I am working with a data frame (imported from an csv file) which has NA values in its numerical columns. And I want to replace all of the NA values to median values and update the data frame. For example in this picture, the column "Speed_of_maximum_wind_gust(km/h)", which is a numerical column has an NA value (red circled)
Then I went ahead and add the following code:
test2 %>% mutate_if(is.numeric, function(x) ifelse(is.na(x), median(x, na.rm = T), x))
The above code certainly works, however it only gave an output:
And the mentioned NA value remains the same:
I don't know what I did wrong here but I want the result to be updated in the data frame so that I can export it as new .csv file for later. Would anyone be able to help me out? Thanks a lot!

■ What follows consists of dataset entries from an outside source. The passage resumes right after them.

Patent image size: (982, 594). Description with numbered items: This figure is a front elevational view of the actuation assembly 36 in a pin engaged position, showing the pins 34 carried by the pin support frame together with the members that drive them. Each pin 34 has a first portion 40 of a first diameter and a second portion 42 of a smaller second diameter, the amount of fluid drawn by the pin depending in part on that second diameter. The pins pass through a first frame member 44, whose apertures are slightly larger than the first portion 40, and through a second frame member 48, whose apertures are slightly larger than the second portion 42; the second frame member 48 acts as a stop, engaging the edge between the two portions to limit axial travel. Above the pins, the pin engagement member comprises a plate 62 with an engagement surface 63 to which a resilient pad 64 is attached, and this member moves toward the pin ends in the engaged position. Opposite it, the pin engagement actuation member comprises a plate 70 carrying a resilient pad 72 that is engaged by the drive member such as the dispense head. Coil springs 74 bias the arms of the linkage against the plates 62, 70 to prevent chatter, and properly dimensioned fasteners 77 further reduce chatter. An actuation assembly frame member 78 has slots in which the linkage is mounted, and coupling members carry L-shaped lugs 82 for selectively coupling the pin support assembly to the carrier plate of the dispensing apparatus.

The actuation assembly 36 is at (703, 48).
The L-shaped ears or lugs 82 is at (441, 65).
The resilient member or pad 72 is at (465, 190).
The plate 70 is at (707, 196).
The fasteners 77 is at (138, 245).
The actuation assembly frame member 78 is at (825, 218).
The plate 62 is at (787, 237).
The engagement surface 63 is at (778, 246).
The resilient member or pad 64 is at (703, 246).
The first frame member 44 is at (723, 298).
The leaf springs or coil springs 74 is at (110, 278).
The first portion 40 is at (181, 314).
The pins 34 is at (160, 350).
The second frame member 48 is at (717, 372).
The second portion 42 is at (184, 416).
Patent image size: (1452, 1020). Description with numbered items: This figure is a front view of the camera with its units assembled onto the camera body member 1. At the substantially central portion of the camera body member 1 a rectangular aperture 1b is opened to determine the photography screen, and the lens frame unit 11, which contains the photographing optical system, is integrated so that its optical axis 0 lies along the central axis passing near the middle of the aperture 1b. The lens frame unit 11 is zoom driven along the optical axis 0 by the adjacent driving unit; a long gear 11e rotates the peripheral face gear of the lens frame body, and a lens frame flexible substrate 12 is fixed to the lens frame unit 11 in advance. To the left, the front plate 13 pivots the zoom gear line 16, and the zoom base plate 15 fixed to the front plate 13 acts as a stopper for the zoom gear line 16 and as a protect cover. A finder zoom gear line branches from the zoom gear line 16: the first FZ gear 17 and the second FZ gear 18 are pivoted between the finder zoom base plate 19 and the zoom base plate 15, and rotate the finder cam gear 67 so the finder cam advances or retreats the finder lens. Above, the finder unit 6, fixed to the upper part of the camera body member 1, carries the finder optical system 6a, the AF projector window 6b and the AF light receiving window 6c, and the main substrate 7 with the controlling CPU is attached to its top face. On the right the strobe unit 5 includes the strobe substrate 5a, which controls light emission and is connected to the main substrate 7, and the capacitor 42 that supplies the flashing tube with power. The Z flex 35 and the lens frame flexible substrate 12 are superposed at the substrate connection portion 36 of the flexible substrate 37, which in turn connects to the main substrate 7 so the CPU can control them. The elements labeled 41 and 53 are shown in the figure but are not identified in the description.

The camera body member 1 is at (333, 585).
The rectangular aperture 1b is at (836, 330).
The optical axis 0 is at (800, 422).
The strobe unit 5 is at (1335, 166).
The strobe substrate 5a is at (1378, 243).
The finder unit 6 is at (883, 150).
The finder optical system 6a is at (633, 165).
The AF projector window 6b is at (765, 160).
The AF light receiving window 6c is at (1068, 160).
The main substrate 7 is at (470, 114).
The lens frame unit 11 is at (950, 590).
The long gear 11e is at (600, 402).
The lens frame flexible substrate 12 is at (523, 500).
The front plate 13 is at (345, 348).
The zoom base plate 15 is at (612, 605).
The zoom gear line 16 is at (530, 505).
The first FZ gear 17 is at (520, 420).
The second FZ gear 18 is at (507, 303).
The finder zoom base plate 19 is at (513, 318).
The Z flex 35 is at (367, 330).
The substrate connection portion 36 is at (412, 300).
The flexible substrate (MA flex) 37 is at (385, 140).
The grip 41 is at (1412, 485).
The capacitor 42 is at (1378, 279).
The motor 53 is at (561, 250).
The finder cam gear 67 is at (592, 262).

CodePudding user response:
Based on your screenshots, it looks like you're just going back to the RStudio viewer window to look at the data frame again. If so, the issue is this:
When you write test2 %>% mutate_if(...)
, you're telling R to change something in test2
and return the result (roughly meaning, in this context, to just print the result and show it to you). What you're not telling it to do is to save that result anywhere.
You would want something like test2 <- test2 %>% mutate_if(...)
to overwrite the existing test2
data frame in your global environment, or something like test3 <- test2 %>% mutate_if(...)
to give it a new name and store the modified thing as a separate object while retaining the old one.
Lastly, I would echo Andrea M's concern that you might not want to do this at all. Imputing missing data with averages is, on a good day, risky.